Agreed. Nevertheless, as vast as the federal government is, at the local and state levels the astonishing rate of growth of government has also amplified and compounded the temptations and rewards of corruption. Moreover, at the state and local levels, public scrutiny and understanding are often weak and the specialized investigative and prosecution resources needed in public corruption cases tend to be inadequate or lacking. For antelope and crooks alike, avoiding a large herd can be a better strategy in that it also avoids the largest concentration of hunters.
Moreover, at the state and local levels, public scrutiny and understanding are often weak and the specialized investigative and prosecution resources needed in public corruption cases tend to be inadequate or lacking.

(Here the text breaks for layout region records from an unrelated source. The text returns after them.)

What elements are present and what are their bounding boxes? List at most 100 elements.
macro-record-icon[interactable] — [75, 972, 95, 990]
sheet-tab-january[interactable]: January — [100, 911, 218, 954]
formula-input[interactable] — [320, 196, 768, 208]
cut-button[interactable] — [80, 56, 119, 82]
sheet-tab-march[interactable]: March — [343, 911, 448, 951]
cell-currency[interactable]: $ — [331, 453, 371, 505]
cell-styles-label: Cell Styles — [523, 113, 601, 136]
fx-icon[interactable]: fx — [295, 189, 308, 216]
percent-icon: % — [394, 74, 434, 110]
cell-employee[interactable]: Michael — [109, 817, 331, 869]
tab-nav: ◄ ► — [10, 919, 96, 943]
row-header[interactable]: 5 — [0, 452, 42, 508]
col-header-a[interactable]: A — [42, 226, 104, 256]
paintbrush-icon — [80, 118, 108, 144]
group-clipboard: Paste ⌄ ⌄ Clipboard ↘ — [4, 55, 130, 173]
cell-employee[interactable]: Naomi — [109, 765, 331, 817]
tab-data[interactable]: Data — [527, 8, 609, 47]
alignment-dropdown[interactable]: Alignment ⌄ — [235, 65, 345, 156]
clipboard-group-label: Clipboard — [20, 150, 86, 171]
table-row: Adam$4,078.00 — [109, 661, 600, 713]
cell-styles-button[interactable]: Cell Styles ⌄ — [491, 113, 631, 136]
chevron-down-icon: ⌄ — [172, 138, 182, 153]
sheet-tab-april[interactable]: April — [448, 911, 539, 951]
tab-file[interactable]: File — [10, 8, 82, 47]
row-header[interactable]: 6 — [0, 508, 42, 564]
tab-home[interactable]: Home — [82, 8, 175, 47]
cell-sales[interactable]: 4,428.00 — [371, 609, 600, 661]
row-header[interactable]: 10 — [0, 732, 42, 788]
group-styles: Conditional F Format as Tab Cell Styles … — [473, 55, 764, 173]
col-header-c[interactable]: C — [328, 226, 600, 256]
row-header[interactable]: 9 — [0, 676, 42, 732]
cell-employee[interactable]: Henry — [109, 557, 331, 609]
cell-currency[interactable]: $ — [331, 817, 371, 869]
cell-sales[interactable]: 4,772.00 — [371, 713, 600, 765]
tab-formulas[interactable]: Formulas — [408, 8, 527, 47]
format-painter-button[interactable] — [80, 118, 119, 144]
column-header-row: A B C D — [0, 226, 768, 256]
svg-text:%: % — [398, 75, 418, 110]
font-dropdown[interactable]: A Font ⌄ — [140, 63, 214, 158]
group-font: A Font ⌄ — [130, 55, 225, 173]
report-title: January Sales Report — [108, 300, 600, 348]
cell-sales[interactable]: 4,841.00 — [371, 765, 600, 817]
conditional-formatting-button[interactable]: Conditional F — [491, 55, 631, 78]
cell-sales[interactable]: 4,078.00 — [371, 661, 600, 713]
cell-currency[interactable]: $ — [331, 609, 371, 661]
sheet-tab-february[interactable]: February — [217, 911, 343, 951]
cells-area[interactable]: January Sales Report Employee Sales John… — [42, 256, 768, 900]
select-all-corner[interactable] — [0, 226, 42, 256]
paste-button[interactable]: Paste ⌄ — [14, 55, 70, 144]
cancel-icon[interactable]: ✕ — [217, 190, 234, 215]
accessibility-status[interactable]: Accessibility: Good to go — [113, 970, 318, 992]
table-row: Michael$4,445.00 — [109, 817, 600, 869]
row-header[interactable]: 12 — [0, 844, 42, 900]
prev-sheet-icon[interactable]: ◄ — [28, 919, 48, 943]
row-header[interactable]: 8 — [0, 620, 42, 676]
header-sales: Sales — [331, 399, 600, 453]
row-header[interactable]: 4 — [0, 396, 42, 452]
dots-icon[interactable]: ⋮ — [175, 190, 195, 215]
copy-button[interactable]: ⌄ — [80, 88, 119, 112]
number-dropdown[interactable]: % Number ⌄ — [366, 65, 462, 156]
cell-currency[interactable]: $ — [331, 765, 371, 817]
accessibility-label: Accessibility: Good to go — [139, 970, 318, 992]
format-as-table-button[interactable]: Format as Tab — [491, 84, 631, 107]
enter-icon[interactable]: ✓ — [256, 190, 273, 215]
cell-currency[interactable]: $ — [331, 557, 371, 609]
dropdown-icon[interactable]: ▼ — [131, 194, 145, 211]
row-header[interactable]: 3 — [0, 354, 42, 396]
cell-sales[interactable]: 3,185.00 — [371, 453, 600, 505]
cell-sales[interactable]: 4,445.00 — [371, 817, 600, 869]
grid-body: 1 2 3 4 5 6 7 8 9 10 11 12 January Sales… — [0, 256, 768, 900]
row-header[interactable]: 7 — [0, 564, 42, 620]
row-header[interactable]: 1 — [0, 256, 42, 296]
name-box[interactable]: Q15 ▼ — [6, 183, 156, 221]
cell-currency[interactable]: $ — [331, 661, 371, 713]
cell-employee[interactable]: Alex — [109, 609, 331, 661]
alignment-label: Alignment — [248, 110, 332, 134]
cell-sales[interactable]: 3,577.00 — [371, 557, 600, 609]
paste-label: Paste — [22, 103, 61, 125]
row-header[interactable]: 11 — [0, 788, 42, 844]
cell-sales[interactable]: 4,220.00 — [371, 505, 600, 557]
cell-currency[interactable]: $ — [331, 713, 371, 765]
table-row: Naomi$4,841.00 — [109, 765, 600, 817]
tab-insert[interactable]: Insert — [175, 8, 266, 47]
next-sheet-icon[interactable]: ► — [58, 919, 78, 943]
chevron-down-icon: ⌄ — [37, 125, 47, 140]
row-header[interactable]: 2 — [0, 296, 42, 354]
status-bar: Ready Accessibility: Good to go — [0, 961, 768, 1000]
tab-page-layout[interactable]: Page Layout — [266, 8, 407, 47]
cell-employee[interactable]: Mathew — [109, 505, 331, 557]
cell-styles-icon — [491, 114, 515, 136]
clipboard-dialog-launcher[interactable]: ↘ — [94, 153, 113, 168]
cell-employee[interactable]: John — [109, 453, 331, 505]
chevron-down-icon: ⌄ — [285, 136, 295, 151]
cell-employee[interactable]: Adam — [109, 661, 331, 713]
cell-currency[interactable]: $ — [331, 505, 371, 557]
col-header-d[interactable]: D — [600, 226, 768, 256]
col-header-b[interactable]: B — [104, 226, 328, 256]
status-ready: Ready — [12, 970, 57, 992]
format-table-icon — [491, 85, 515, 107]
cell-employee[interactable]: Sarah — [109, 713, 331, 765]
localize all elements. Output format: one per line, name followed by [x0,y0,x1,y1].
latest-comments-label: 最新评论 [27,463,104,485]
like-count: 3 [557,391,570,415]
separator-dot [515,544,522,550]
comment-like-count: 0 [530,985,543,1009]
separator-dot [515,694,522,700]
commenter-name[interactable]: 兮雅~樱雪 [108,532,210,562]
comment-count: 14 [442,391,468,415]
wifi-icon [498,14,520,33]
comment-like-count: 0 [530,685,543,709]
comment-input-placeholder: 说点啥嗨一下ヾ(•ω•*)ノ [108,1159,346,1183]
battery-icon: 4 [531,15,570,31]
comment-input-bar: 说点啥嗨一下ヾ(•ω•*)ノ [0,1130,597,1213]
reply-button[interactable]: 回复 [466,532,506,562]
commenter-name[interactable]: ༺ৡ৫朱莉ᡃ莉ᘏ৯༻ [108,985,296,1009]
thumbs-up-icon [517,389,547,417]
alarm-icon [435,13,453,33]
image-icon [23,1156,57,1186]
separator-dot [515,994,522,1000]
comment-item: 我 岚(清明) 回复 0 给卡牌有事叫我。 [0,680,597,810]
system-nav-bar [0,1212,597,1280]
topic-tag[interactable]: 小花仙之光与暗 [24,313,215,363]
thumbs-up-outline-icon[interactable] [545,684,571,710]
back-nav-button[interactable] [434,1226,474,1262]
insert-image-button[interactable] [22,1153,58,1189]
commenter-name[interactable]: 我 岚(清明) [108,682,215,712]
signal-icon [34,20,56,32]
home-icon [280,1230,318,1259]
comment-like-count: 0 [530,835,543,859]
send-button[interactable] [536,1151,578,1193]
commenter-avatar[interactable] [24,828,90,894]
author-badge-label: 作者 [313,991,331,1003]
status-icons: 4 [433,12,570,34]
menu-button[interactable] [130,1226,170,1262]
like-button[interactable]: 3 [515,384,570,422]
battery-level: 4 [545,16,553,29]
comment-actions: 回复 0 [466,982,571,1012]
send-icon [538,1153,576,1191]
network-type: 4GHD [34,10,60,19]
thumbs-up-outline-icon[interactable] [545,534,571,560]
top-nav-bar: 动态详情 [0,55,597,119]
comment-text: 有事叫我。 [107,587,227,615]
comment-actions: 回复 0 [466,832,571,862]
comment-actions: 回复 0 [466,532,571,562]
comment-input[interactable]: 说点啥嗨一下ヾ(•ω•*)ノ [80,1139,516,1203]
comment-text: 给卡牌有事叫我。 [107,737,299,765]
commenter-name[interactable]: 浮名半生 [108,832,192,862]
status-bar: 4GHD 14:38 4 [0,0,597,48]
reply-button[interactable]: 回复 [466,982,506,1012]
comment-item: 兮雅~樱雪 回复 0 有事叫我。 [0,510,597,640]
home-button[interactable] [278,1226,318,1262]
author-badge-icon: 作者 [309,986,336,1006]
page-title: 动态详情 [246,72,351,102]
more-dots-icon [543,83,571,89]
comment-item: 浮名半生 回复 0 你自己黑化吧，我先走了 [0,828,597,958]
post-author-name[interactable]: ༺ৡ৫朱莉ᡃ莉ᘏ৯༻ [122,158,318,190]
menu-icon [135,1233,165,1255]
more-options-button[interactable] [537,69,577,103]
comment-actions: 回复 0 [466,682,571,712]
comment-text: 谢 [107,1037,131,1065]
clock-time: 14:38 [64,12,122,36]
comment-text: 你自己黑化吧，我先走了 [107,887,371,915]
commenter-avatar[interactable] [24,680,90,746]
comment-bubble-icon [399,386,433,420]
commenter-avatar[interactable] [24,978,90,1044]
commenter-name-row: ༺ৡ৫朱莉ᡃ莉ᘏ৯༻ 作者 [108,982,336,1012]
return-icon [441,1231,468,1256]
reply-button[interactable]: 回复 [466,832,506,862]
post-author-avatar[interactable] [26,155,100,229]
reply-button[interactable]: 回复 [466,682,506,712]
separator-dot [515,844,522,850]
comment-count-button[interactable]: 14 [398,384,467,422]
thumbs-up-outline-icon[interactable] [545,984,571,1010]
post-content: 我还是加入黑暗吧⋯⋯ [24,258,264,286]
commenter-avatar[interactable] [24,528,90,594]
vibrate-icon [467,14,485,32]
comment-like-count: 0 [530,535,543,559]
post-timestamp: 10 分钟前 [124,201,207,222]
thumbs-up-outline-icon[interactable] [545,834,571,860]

At the federal level, adequate resources are there for the proper scrutiny and/or prosecution of contracting “irregularities” but these enforcement capabilities are rarely used to crack down on unscrupulous behavior. Sure, every now and then there’s a high profile case exposing corruption, but for every one of those cases there is a multitude of other ones that escape attention and/or corrective actions.
Contracting offices in the federal government are often hesitant to confront contractors. They just don’t want to open the can of worms or get political blow back. The project offices often turn a blind eye toward questionable things because they just want the work done quietly, even if they contractor is ripping them off or not fully adhering to the terms of the contract. The project offices also fear having their own dirty laundry aired out.
Its interesting that problems exist at both the federal and state/local levels and go unaddressed, but for different reasons.